Court Opinion

ID: 9780208
Source: CourtListenerOpinion
Date Created: 2023-08-30 01:33:09.355151+00
Date Added: 2024-06-11T07:33:58.822242
License: Public Domain

SHEPHERD, J.,
concurring.
This court recently admonished “all counsel” who practice in the courts of this state that “improper conduct” in the courtroom “will not be condoned by this court.” Chin v. Caiaffa, 42 So.3d 300, 311-12 (Fla. 3d DCA 2010) (emphasis added). This case involves conduct outside the courtroom, stemming from the theft of a 2000 Freight-liner “eighteen wheeler” commercial truck from the premises of an interstate trucking company where it was parked. The police found the vehicle the next day. The insured’s principal claim is that the thieves took ten expensive tires from the truck and replaced them with then-inferior tires. After suit was filed, the trial court abated the action and ordered completion of the previously begun examination under oath (EUO). The same lawyer who conducted the first aborted EUO conducted the second. It lasted over seven hours. It strains credulity to assert — as the insurer does in this case — that a seven-hour sworn statement of a single individual is necessary to the investigation of an $8000 tire loss claim, whatever might be the insurer’s suspicions. “Over-lawyering” is a frequent affliction found in the legal profession. If there is any question concerning whether the insured’s instincts about the interrogator’s purpose was any different in the second EUO than in the first, the doubt can be dispelled easily by reviewing the transcript of the latter EUO.
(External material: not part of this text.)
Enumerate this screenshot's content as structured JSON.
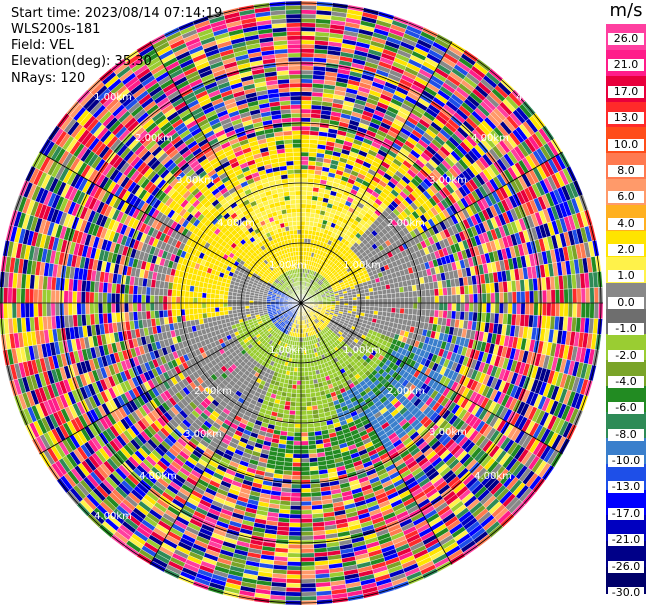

An attorney is an officer of the court, and he plays his role badly, even outside the courtroom, if he trespasses against the obligations of his professional responsibilities. See Georgopoulos v. Int’l Bhd. of Teamsters, AFL-CIO, 942 F.Supp. 883, 905 (S.D.N.Y.1996). A careful review of the transcript of the second EUO reveals the role played by counsel during that EUO was performed just like the first— badly. As in the first EUO, counsel’s misunderstanding of the permissible range of inquiry in a sworn statement taken to verify a simple theft loss, whatever might have been the insurer’s suspicions, was palpable. Upon a review of the entire record, it now is undeniable, in my estimation, that— although it should have been — the insured’s claim in this case was not resolvable absent judicial intervention.
With these additional observations, I fully join in the well-reasoned opinion of the court.